Right-wing candidate for Mayor of Paris, Nathalie Kosciusko-Morizet (NKM), was the latest local, political figure to meet with the AAPA ahead of the March municipal elections and explain her positions on issues varying from transport to housing, ecology, taxes and security.


Around 20 of our members went to NKM’s campaign headquarters in the 2nd arrondissement on Feb. 27 for what turned out to be an informative, stimulating meeting. I was at times a challenging one for her as she fielded questions on issues ranging from local traffic management in the 14th arrondissement, where she is running, to immigration and the business environment in the French capital.

The former minister and spokeswoman for Nicolas Sarkozy in the 2012 presidential race maintained that, if elected, she would reverse trends in Paris and instead of allowing the city “to sap the energy of Parisians” she would create an environment that would “re-energise inhabitants” and allow them “to draw on the energy of the city.”

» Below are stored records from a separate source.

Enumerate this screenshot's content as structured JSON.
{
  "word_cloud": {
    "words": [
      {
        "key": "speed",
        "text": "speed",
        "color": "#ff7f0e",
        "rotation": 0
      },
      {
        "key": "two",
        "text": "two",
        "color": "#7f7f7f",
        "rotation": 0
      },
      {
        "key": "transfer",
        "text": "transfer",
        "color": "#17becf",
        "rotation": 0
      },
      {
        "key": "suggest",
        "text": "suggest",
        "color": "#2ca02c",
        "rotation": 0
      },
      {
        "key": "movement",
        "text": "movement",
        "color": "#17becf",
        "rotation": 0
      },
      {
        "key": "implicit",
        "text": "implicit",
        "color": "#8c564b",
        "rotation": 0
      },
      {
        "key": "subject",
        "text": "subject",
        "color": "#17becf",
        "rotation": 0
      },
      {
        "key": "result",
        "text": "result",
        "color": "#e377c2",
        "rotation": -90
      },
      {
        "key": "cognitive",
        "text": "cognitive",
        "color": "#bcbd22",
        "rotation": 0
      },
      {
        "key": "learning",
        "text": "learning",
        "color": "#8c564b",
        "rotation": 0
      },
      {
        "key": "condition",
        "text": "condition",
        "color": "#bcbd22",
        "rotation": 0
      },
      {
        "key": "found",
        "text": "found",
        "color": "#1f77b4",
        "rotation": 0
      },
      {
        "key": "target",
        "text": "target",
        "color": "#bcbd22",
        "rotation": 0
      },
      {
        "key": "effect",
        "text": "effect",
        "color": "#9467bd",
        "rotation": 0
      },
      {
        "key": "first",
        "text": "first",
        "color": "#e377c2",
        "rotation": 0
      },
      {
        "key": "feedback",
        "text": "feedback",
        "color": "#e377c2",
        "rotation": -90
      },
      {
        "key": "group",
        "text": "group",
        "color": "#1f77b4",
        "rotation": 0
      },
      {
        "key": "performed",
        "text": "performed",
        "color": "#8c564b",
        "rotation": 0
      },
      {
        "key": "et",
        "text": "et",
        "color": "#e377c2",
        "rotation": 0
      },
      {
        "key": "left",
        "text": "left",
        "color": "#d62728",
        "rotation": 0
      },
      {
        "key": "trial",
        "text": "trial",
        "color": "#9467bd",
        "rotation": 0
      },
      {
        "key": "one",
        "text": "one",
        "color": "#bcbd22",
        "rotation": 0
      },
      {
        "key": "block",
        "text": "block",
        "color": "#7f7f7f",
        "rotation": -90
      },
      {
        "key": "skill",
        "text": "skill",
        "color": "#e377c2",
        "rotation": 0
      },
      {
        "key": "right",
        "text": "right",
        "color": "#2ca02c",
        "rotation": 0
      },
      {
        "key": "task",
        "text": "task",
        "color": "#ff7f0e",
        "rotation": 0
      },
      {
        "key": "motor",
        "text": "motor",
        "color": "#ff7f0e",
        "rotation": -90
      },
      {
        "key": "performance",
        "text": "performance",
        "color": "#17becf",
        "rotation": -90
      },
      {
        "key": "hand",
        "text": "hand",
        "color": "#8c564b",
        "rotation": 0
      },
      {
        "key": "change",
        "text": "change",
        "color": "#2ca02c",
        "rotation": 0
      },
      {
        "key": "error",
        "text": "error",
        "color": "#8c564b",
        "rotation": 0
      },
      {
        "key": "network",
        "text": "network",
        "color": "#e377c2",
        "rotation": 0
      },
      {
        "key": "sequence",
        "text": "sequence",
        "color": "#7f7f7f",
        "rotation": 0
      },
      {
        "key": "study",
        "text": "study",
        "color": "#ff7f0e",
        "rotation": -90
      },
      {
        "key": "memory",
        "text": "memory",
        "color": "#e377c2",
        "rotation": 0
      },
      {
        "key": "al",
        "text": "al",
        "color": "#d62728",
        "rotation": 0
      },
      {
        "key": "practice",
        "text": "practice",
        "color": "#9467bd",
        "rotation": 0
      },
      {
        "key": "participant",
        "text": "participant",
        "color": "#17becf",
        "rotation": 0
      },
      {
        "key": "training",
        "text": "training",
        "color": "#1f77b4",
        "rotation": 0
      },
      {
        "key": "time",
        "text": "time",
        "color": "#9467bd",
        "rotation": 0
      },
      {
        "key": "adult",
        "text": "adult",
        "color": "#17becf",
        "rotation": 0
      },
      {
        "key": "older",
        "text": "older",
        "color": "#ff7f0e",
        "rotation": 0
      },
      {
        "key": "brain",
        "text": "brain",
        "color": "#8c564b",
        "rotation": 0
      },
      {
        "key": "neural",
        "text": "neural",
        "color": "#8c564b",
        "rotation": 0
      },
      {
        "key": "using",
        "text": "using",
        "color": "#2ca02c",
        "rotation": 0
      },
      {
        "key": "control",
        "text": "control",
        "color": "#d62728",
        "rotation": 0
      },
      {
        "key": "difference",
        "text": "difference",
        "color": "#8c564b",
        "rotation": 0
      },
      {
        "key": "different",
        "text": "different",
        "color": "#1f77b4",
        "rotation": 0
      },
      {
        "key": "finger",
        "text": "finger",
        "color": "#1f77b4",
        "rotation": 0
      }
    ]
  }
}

She outlined many projects in a seven-point plan that included urban rehabilitation of areas around several main railway stations and freeing up deserted city plots for housing construction and other developments.

Touting her Polish émigré roots that date back to the 19th century, Ms. Kosciusko-Morizet said “Paris is the city of emancipation” and this applies to those leaving other places in a form of escape, or those coming here to realise a dream. She said she represented this “emancipation” and noted she has always been a “fighter” in order to move forward.

She hit out at the record of Anne Hidalgo, her rival for the Paris mayorship, revealing that she had offered the deputy mayor who is leading the race in the polls several opportunities for a public debate. However, she said, the Socialist candidate hadn’t responded to the invitation and had even “lied” about her refusal to spar with NKM on national television.

After our lively one-hour discussion, Ms. Kosciusko-Morizet invited AAPA members to come to her party HQ on the nights of the elections on March 23 and 30.